Unlike most cities in the U.S., urban centers in the developing world are transit rich. Informal public transit permeates the urban fabric. Just as the built environment in the autocatalytic city is driven by bottom-up processes, the need to move around in rapidly growing cities with inadequate public transportation has given rise to private transit services (also called informal or paratransit). Each metropolis has its own versions of the same paratransit vehicles: small buses, jitneys, three-wheelers and motorcycles. There are the "trotros" in Lagos; a relative of the "matatus" in Nairobi; and the megataxis in Manila. The "collectivo" minibus of Latin America is similar to the Philippines' "jeepney" and Pakistan's minibus.
In many cities, as much as 80 percent of the population depends on such informal transit.
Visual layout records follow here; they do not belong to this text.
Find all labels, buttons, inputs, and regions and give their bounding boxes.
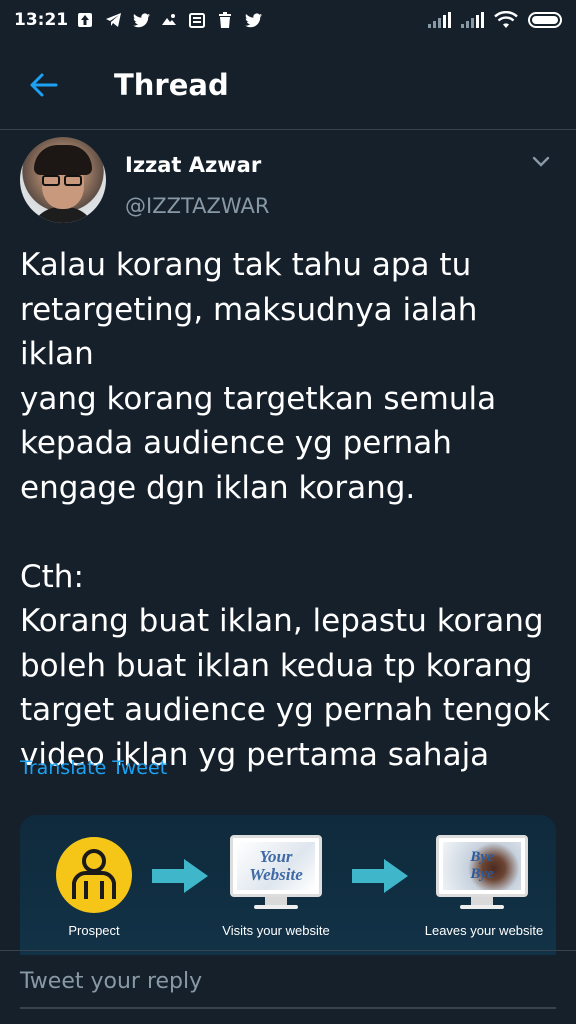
status-bar: 13:21 <box>0 0 576 40</box>
monitor-icon: Bye Bye <box>436 835 528 897</box>
telegram-icon <box>104 11 122 29</box>
trash-icon <box>216 11 234 29</box>
tweet-media-image[interactable]: Prospect Your Website Visits your websit… <box>20 815 556 955</box>
status-time: 13:21 <box>14 10 69 30</box>
stage-prospect: Prospect <box>20 815 170 955</box>
twitter-icon <box>244 11 262 29</box>
monitor-icon: Your Website <box>230 835 322 897</box>
signal-icon <box>428 12 451 28</box>
back-arrow-icon <box>30 73 58 96</box>
stage-leaves: Bye Bye Leaves your website <box>412 815 556 955</box>
author-handle[interactable]: @IZZTAZWAR <box>125 194 270 218</box>
page-title: Thread <box>114 67 229 102</box>
reply-input[interactable]: Tweet your reply <box>20 969 556 1009</box>
app-header: Thread <box>0 40 576 130</box>
notification-icons <box>76 11 262 29</box>
upload-icon <box>76 11 94 29</box>
news-icon <box>188 11 206 29</box>
back-button[interactable] <box>24 65 64 105</box>
avatar[interactable] <box>20 137 106 223</box>
twitter-icon <box>132 11 150 29</box>
tweet-author: Izzat Azwar @IZZTAZWAR <box>20 137 556 227</box>
status-bar-left: 13:21 <box>14 10 262 30</box>
stage-visits: Your Website Visits your website <box>210 815 370 955</box>
stage-label: Leaves your website <box>424 923 544 938</box>
person-icon <box>56 837 132 913</box>
signal-icon <box>461 12 484 28</box>
reply-bar: Tweet your reply <box>0 950 576 1024</box>
monitor-screen-text: Your Website <box>249 847 303 884</box>
author-name[interactable]: Izzat Azwar <box>125 153 261 177</box>
battery-icon <box>528 12 562 28</box>
translate-tweet-link[interactable]: Translate Tweet <box>20 757 167 779</box>
monitor-screen-text: Bye Bye <box>470 849 494 882</box>
wifi-icon <box>494 11 518 29</box>
tweet-menu-button[interactable] <box>526 147 556 177</box>
stage-label: Prospect <box>68 923 120 938</box>
weather-icon <box>160 11 178 29</box>
stage-label: Visits your website <box>222 923 330 938</box>
status-bar-right <box>428 11 562 29</box>
arrow-right-icon <box>352 859 408 893</box>
chevron-down-icon <box>532 156 550 167</box>
arrow-right-icon <box>152 859 208 893</box>
tweet-text: Kalau korang tak tahu apa tu retargeting… <box>20 247 551 773</box>
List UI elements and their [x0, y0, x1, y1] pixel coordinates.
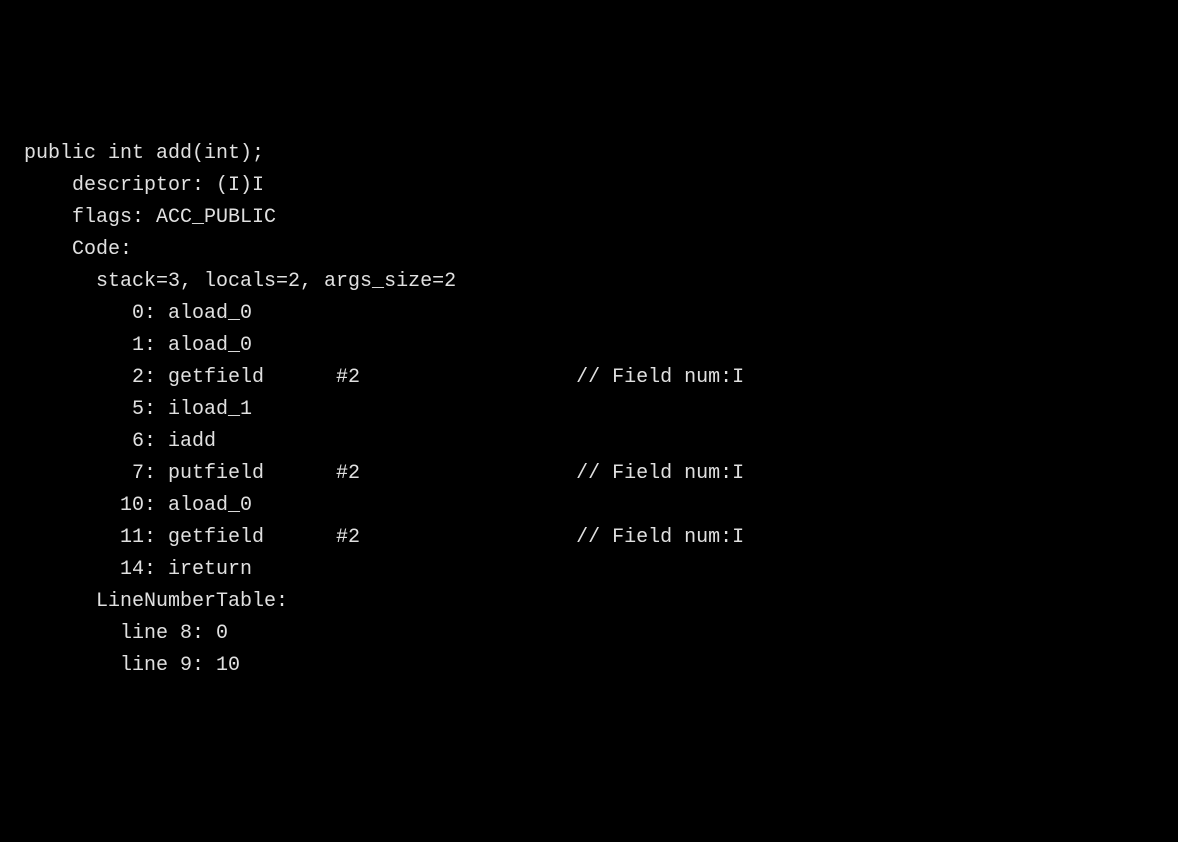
instruction-line: 10: aload_0 — [0, 490, 1178, 522]
instruction-line: 14: ireturn — [0, 554, 1178, 586]
flags-line: flags: ACC_PUBLIC — [0, 202, 1178, 234]
descriptor-line: descriptor: (I)I — [0, 170, 1178, 202]
line-number-entry: line 8: 0 — [0, 618, 1178, 650]
instruction-line: 1: aload_0 — [0, 330, 1178, 362]
instruction-line: 2: getfield #2 // Field num:I — [0, 362, 1178, 394]
stack-info: stack=3, locals=2, args_size=2 — [0, 266, 1178, 298]
instruction-line: 5: iload_1 — [0, 394, 1178, 426]
instruction-line: 11: getfield #2 // Field num:I — [0, 522, 1178, 554]
method-signature: public int add(int); — [0, 138, 1178, 170]
line-number-table-header: LineNumberTable: — [0, 586, 1178, 618]
instruction-line: 0: aload_0 — [0, 298, 1178, 330]
line-number-entry: line 9: 10 — [0, 650, 1178, 682]
code-header: Code: — [0, 234, 1178, 266]
instruction-line: 6: iadd — [0, 426, 1178, 458]
instruction-line: 7: putfield #2 // Field num:I — [0, 458, 1178, 490]
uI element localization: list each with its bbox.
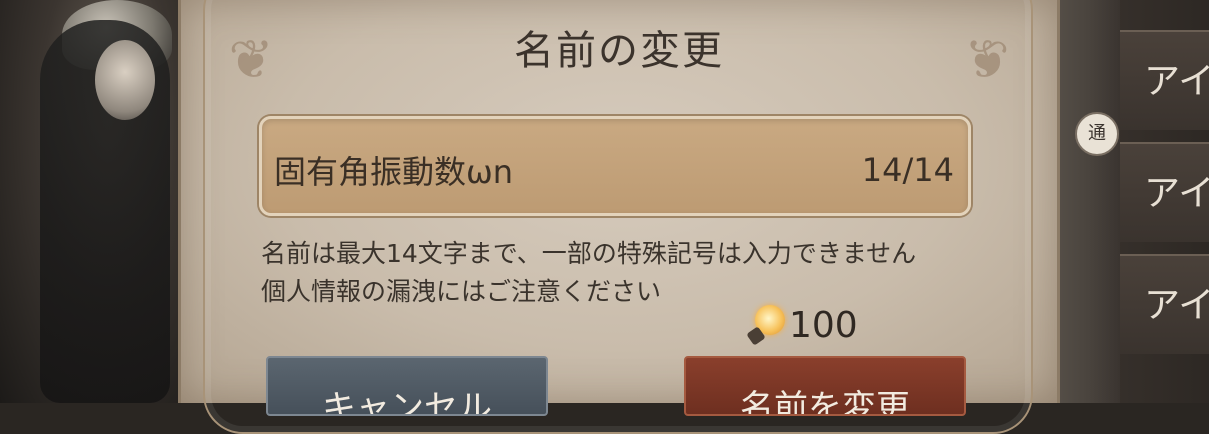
name-rule-note: 名前は最大14文字まで、一部の特殊記号は入力できません bbox=[261, 239, 917, 268]
character-face bbox=[95, 40, 155, 120]
privacy-warning-note: 個人情報の漏洩にはご注意ください bbox=[261, 277, 662, 306]
rename-cost: 100 bbox=[746, 300, 858, 350]
lightbulb-currency-icon bbox=[746, 305, 785, 346]
side-item[interactable]: アイ bbox=[1120, 254, 1209, 354]
side-badge[interactable]: 通 bbox=[1075, 112, 1119, 156]
name-input-field[interactable]: 固有角振動数ωn 14/14 bbox=[259, 116, 971, 216]
cancel-button[interactable]: キャンセル bbox=[266, 356, 548, 416]
character-counter: 14/14 bbox=[861, 151, 954, 189]
rename-dialog: ❦ ❦ 名前の変更 固有角振動数ωn 14/14 名前は最大14文字まで、一部の… bbox=[178, 0, 1060, 434]
dialog-title: 名前の変更 bbox=[514, 28, 724, 74]
side-item[interactable]: アイ bbox=[1120, 30, 1209, 130]
name-input-value: 固有角振動数ωn bbox=[274, 153, 514, 191]
confirm-rename-button[interactable]: 名前を変更 bbox=[684, 356, 966, 416]
cost-value: 100 bbox=[789, 304, 858, 346]
side-item[interactable]: アイ bbox=[1120, 142, 1209, 242]
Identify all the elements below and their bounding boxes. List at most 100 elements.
But the meetings of rider and driver have been, until now, up to chance.
Fazilka Ecocabs, named for its small hometown in the state of Punjab, India, has a clever system. It takes requests via call or text message and relays them to the cellphone-equipped "chai wallah" (the guy selling tea on the street) adjacent to the nearest queue of rickshaws. The chai wallah directs a cycle puller to a waiting customer. The customer receives a text message with the expected time of arrival, the fare and the driver's name. This makes the service safer and more predictable for the customer. In return for signing up, Fazilka Ecocabs provides the cycle pullers and their families with free visits to the doctor, educational support for their children and traffic safety training. Ecocabs and similar services are starting to roll out apps to prepare for the influx of smartphones. They could create services that will not only dwarf the customer base of Uber or Zipcar, but also improve the trifecta of environment, economics and equity.
Rather than dreaming up ways to control the autocatalytic city, planners and city leaders should think instead of how to enable it. We must avoid confusing aesthetic order with actual order. We must recognize the native intelligence and resilience of autocatalytic communities and not suffocate them with our push for the logic of efficiency. We all stand to gain, but only if we are prepared to give up control.